Je l'avais
trouvé. Et il ne fallait surtout pas que les autres le sachent. Les
autres que je ne voyais pas. Le soir parfois je les entendais. Je me
faufilais comme à l'époque où les forêts étaient encore, où je
me plaçais en fonction du vent, pour ne pas être repéré. Je me
fais invisible, caméléon dans ces ruines noircies. Tous ces verres
brisés. Je faisais partie de ces rares qui les avaient vus les
gratte-ciels. Si élevés, qui reflétaient les nuages et la lumière
du jour, de leur surface miroitant, façades lisses, monstres
élancés. Tout s'est retrouvé éparpillé au sol. Ça a secoué
terriblement, le sol s'est déchiré, s'est dérobé sous nos pas.
C'était la chute. Du monde. De notre monde d'avant. Ces villes
arrogantes avaient été englouties par les entrailles de la terre.
En un claquement de doigt. Par vagues, successives. Une ville après
l'autre.

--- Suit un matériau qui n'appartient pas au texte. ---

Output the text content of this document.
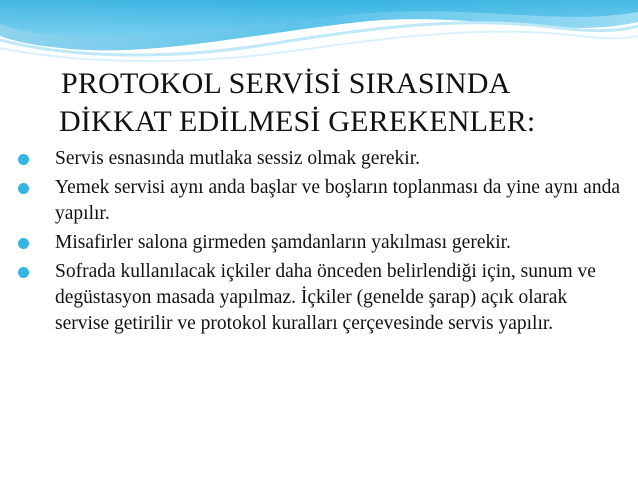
PROTOKOL SERVİSİ SIRASINDA
DİKKAT EDİLMESİ GEREKENLER:
Servis esnasında mutlaka sessiz olmak gerekir.
Yemek servisi aynı anda başlar ve boşların toplanması da yine aynı anda yapılır.
Misafirler salona girmeden şamdanların yakılması gerekir.
Sofrada kullanılacak içkiler daha önceden belirlendiği için, sunum ve degüstasyon masada yapılmaz. İçkiler (genelde şarap) açık olarak servise getirilir ve protokol kuralları çerçevesinde servis yapılır.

Le cœur de la Terre les avait répertoriés, une liste de
coordonnées GPS, mais sous la notation de notre sous-sol. Vivant.

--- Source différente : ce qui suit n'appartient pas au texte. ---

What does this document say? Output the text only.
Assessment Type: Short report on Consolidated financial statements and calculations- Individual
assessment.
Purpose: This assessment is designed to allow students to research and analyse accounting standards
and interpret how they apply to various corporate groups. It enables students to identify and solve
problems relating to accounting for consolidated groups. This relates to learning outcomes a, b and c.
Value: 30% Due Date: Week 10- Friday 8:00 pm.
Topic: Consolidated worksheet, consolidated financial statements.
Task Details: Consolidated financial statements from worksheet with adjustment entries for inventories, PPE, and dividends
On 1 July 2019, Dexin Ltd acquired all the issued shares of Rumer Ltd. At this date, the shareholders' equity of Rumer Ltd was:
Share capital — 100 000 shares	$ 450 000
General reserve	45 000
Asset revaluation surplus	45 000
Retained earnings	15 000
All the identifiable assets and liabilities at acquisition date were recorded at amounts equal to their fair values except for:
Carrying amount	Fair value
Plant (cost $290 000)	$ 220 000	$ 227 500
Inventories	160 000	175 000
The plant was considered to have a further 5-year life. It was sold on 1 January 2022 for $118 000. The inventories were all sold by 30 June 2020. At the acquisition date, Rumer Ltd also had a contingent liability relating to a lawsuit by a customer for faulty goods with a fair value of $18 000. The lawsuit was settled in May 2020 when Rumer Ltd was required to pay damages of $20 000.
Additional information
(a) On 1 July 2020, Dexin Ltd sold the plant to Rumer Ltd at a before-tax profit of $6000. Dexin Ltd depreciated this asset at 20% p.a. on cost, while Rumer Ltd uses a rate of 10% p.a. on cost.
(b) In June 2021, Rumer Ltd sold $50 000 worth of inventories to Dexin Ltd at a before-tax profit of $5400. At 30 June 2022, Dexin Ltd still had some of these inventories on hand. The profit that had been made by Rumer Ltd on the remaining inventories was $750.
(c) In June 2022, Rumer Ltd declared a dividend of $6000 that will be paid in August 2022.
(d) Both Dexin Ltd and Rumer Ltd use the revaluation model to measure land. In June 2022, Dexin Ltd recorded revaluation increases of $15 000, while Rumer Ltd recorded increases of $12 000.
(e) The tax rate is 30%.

Hors de lui. Qui nous a soufflés. On aurait tout pu imaginer, sauf
cela. Nous lui en avions trop fait voir. Patiente, elle a attendu,
puis un soir elle a éternué. Nous a ri au nez. Plus rien
maintenant. Il n'y a plus rien. Je n'ai pas besoin de le savoir, plus
d'actualités, plus d'images, un pressentiment. Celui qui me tient en
vie, encore.
Reviens à ton
instant. Ne te disperse pas. Cet instant peut te perdre si tu n'es
pas vigilant. Nous n'avons plus que cela. Nos instants. Un seul est
déjà l'équivalent d'une vie, longue. Enfin. Peut-être pas. Tout a
changé pour moi. Maintenant j'ai une issue. J'ai un avenir, j'ai de
nouveau un présent. Mon double. Animal. Je l'ai trouvé. Ce n'était
donc pas des légendes. Ces vieilles histoires ancestrales étaient
vraies. On a. Chacun. Un double animal. L'aujourd'hui est devenu
sauvage. Féroce. Seul celui qui est accompagné de son double animal
s'en sortira. Un cerf. Drôle de bête. La mue, chaque année. Les
bois qui tombent. Se refont. Un os. Ça repousse. Ma force était là,
en lui. Je le laissais me guider. Que les cerfs deviennent la rage de
ce nouveau monde, qui l'eût cru. Moi. J'y ai cru. Je les
fréquentais, autrefois, dans ma forêt. La nuit je restais à
l'affût. Je faisais des photos. Ils ont fini par accepter ma
présence. Se montrer. Ils n'étaient pas doux, non, mais ils étaient
sages.
Mon double
trouve à se nourrir. Il me laisse les restes. Il sait que je suis
sur ses pas. Je dois éviter tout contact avec les autres. Mais les
autres le craignent. Mon cerf, mon moi plus fort que moi.